It is an unwanted intrusion in the mailbox. Spam has also been linked with fraudulent business schemes, chain letters, and offensive sexual and political messages.
Not all bulk email is spam. Some is permission-based, meaning that the recipient has asked to receive it. This occurs when a user at a website voluntarily agrees.
For example, at the time of making a purchase — to receive a newsletter or other email (known as “opt-in email”). Unlike spam, opt-in email usually provides a benefit such as free information or sale prices. Sending unsolicited email to online customers who have not elected to receive information is considered spam.
How Spam Works
Spam is rarely sent directly by a company advertising itself. It’s usually sent by a “spammer,” a company in the business of distributing unsolicited email. An advertiser enters into an agreement with a spammer, who generates email advertisements to a group of unsuspecting recipients. The cost of spam is far less than postal bulk mailings. An advertiser could spam 10,000 recipients for under $100 versus several thousand dollars for a postal mailing.
How do spammers find you? Sometimes they may buy your address — 15 million email addresses can be purchased for as little as $129 — or they obtain them by using software programs known as “harvesters” that pluck names from websites, newsgroups, or other services in which users identify themselves by email address.

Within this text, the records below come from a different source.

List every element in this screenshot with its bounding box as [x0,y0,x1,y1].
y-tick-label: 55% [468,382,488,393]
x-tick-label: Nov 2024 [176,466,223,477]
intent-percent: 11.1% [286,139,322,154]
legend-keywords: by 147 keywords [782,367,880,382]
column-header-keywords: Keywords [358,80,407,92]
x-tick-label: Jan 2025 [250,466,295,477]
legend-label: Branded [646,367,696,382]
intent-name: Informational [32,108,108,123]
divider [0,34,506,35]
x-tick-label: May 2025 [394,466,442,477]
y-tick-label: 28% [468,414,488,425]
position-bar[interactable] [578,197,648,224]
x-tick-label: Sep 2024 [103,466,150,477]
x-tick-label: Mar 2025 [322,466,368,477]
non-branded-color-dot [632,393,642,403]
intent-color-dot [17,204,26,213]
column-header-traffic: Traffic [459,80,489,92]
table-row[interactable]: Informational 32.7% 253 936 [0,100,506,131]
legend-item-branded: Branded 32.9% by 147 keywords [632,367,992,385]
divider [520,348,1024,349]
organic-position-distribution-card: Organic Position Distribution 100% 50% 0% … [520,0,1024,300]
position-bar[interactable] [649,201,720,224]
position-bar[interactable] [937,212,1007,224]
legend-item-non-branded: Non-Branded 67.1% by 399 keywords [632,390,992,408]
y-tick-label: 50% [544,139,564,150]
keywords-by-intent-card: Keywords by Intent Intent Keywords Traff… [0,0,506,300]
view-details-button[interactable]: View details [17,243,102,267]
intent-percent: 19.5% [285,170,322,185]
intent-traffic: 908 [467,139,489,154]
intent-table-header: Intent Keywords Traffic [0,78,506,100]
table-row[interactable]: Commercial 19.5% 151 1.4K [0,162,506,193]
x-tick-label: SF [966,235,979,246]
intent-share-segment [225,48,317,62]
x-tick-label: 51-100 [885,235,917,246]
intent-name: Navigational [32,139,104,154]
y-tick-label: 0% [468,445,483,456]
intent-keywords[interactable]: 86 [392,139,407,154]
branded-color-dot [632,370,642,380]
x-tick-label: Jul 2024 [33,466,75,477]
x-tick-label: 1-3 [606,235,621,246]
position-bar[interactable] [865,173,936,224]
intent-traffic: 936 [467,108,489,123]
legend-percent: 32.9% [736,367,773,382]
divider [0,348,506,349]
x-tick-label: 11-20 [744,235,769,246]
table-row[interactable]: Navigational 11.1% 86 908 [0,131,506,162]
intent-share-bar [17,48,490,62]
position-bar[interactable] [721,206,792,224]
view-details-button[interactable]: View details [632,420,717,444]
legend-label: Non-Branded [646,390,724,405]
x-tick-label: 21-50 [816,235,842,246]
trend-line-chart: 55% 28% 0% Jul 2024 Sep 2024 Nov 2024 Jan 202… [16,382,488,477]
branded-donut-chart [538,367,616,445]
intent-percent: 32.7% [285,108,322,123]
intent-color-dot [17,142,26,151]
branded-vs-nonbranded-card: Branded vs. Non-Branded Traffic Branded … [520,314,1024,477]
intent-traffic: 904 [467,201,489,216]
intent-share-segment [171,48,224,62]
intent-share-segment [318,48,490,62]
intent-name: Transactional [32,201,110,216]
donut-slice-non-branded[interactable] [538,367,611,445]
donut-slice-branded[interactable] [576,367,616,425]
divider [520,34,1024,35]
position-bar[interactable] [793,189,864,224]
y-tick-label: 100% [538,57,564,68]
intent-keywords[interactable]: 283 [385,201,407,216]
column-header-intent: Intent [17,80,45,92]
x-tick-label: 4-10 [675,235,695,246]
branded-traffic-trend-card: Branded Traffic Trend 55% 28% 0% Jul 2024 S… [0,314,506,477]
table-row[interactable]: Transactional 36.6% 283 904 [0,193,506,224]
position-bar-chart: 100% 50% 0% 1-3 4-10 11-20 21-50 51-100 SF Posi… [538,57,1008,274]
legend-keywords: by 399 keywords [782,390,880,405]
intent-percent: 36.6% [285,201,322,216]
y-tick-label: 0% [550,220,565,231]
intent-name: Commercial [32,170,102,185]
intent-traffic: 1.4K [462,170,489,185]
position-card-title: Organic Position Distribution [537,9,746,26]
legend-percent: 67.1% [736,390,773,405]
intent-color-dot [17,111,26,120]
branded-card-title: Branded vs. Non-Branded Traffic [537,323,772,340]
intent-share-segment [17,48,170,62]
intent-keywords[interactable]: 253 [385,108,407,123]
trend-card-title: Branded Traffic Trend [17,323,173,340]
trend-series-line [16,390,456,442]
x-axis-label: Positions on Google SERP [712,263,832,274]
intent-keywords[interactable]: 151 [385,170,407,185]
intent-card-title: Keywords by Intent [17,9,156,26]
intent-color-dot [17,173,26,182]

To protect against harvesters of email addresses, some websites use software that “poisons” the harvester — for example, generating bogus email addresses or directing the harvester to a nonexistent site. The use of poisoners, filters, and blocking software can be costly and creates an escalating cat and mouse game as spammers attempt to circumvent each new round of anti-spam software.
The Problem With Spamming
Defenders of spam claim that it is little different from junk mail and can, in fact, be tossed more easily: simply hit the delete key. Although there is some truth to this position, receiving spam is actually more like receiving a junk fax or a sales call on a cellular phone because the cost of distributing the advertisement is borne by the recipient (or the recipient’s ISP), not the sender.
Every ISP pays for the right to operate on the Internet by purchasing bandwidth, the “space” it uses to transmit over the Internet. As the volume of spam directed through an ISP increases, the bandwidth becomes crowded, often slowing down the user’s Internet access.
To counter this, the ISP must pay for filtering software (which can also slow access) or pay to increase the amount of bandwidth. In both cases the expense is often passed along to subscribers. To get an idea of how much bandwidth is consumed by spam, America Online estimated that one-third of the 30 million daily email messages it transfers is spam.
You’ve probably noticed that much of the spam you receive involves deceptive practices. For example, spam for X-rated sites may be disguised with a personal subject header (“How come you didn’t write back?” or “Here’s my new email address”) or even as anti-spam (“We can help remove you from spam lists!”). And you’ve no doubt noticed that a lot of the spam that comes your way is attempting to perpetuate some sort of scam — pyramid schemes, bogus stock offerings, pirated software, and quack health remedies.
Some spam allows you to request that your email address be removed from the spammer’s list, but consumer groups caution that when you respond to a spam email, you verify to the sender that your email account is active. This may result in your receiving even more spam.
How to Stop Spam
The best technology that is currently available to stop spam is spam filtering software. The simplest filters use keywords such as “sex,”, “xxx,” “viagra,” etc., in the subject line to attempt to identify and delete spam. These simple filters are easy to sidestep by spelling “sex” as “s-e-x.”
There are, of course, thousands of ways to spell “sex” if you are willing to add extra characters like that, and it is difficult for the simple filters to keep up. Also, simple filters are most likely to block “real” e-mail that you do want to receive. For example, if your friend sends you her favorite recipe for baked chicken breasts, the filter blocks the e-mail because of the word “breasts.”
More advanced filters, known as heuristic filters and Bayesian filters, try to take this simple approach quite a bit further to statistically identify spam based on word patterns or word frequency. But there are still ways to get around them (mainly by using short messages).
Large ISPs tried blocking multiple e-mails with the same subject line or message body. This had the unwanted side-effect of blocking e-mail newsletters, so ISPs made “white lists” to identify legitimate newsletter senders. Then spammers sidestepped the issue by inserting different random characters into each subject line and message body. That’s why you get e-mail messages with subject lines like:
Women Wanted puklq
The word “puklq” is random, and it is different on every e-mail the spammer sends.
There are several organizations that publish lists of IP addresses that are used by spammers. Any large spammer will have an array of server machines blasting out spam messages, and each server machine has its own IP address. Once spam is detected from an IP address, that IP address is put in a list (Spamhaus.org is one of many organizations that maintain such lists).
Companies that host e-mail accounts can look at the sending IP address of every e-mail and filter out those that appear in the Spamhaus.org list.
Spammers get around this approach in two different ways. First, they change their IP addresses frequently. The unfortunate problem with this approach is that the old IP addresses that spammers discard get recycled, and the people who get these discarded IP addresses find them to be useless — they are tainted by their former association with spam, and cannot be used for sending legitimate e-mail.